If you’ve stumbled upon my other blog, titled “The Five Staples of Rome,” you would know that this past summer was a whirlwind of highlights I will look back fondly upon for the rest of my life. But you’re probably thinking that this unbelievable experience came at a huge cost that forced me to drain my savings and take out loans. Well, no! Not at all!
1. Fear Not, the Cost is Manageable
Don’t get me wrong, studying abroad is by no means cheap, but there are several ways for students to subsidize the expenses that come along with taking classes and living in a foreign country for almost two months. When I applied to the Viterbi Summer Abroad program in the Fall of 2016, I knew that even if I was accepted, I would not be able to enroll unless I found multiple means of financial aid. I owe a great deal of gratitude to two institutions – the Viterbi School of Engineering and the Benjamin A. Gilman International Scholarship Program for making my summer a reality.
When I received the delightful news that I was accepted, Viterbi considered and granted me need-based aid that covered a substantial chunk of my tuition. I subsequently applied for the Gilman Scholarship, a grant program that enables students of limited financial means to study or intern abroad. The Gilman Scholarship Program is open to U.S. citizen undergraduate students who are receiving Federal Pell Grant funding at a two-year or four-year college or university to participate in study and intern abroad programs worldwide.
The combined aid provided by Gilman and Viterbi made it possible for me to go to Rome without taking out any loans. I was able to cover the costs of tuition, airfare, housing, books, and transportation.
Okay, cost aside, I must have fallen behind on units forcing me to play catch-up for the rest of my years in college.
Nope! I actually got ahead!
2. The Studying Aspect of Studying Abroad
I took two courses abroad – WRIT-340: Advanced Writing Communication, a class all engineers are required to take, and ISE-460: Engineering Economics, an upper-division tech elective for my Biomedical Engineering major. Because I took these two classes during the summer, I was able to free up units to pursue other academic opportunities (i.e. a minor in Computer Programming and the Progressive Degree Program).
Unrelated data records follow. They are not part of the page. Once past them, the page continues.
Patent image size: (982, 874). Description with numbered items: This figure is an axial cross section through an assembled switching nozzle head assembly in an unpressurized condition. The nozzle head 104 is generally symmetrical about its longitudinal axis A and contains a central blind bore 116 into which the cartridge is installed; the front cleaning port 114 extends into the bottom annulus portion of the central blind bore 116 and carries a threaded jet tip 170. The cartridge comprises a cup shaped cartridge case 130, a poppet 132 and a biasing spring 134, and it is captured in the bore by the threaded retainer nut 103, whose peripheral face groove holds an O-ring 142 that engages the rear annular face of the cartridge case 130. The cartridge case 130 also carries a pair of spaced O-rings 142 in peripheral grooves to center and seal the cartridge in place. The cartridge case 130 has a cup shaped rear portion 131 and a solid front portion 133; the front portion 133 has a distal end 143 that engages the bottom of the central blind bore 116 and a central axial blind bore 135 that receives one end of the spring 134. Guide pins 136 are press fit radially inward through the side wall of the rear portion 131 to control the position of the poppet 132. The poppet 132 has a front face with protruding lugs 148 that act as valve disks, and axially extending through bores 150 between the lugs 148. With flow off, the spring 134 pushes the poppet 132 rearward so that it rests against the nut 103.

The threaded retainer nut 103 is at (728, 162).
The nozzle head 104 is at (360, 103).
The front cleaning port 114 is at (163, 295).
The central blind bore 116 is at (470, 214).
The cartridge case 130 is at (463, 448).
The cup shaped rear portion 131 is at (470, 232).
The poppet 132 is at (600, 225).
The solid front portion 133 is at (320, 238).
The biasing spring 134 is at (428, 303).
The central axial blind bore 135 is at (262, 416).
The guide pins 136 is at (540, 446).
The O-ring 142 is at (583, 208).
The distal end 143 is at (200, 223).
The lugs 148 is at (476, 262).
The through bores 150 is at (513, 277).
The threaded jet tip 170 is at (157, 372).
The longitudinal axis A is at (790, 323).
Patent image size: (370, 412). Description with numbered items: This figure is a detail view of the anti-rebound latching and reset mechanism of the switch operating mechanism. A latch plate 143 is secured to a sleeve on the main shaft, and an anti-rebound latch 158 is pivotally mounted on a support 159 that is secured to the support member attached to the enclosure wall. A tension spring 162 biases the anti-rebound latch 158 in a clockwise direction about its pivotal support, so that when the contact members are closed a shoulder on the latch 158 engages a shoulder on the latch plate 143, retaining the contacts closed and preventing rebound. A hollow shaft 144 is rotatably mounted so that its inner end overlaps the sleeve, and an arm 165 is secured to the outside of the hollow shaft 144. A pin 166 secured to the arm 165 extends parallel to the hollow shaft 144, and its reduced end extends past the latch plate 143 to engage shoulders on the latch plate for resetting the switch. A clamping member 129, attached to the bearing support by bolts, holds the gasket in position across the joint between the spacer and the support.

Now some of you may wonder, “That’s great, but wouldn’t you rather have interned during the summer and accumulated work experience?”
No, and here’s why:
3. I Wouldn’t Trade the Memories for the World
I have come to realize that I will never have an opportunity quite like this ever again in my life – an adventure across the world with 41 other young, ambitious, curious, and thrill-seeking individuals. The collective experience of discovering and familiarizing ourselves with an entirely new culture is something we will never be able to recreate. I will be in the work force for the rest of my life and while I am excited to travel in the future, there is no way I can coordinate a trip of this nature and magnitude. Viterbi runs one of the best, well-organized, and developed study abroad programs at USC. This was an opportunity I couldn’t overlook.
I’m beyond thankful I had the privilege to take two months out of my busy life to appreciate a different part of the world. I didn’t anticipate that studying abroad would have such a profound impact on my friendships, outlooks, and mindset. I can say with certainty that the memories and feelings I accumulated while abroad in the summer of 2017 will positively shape my future experiences for the rest of my life.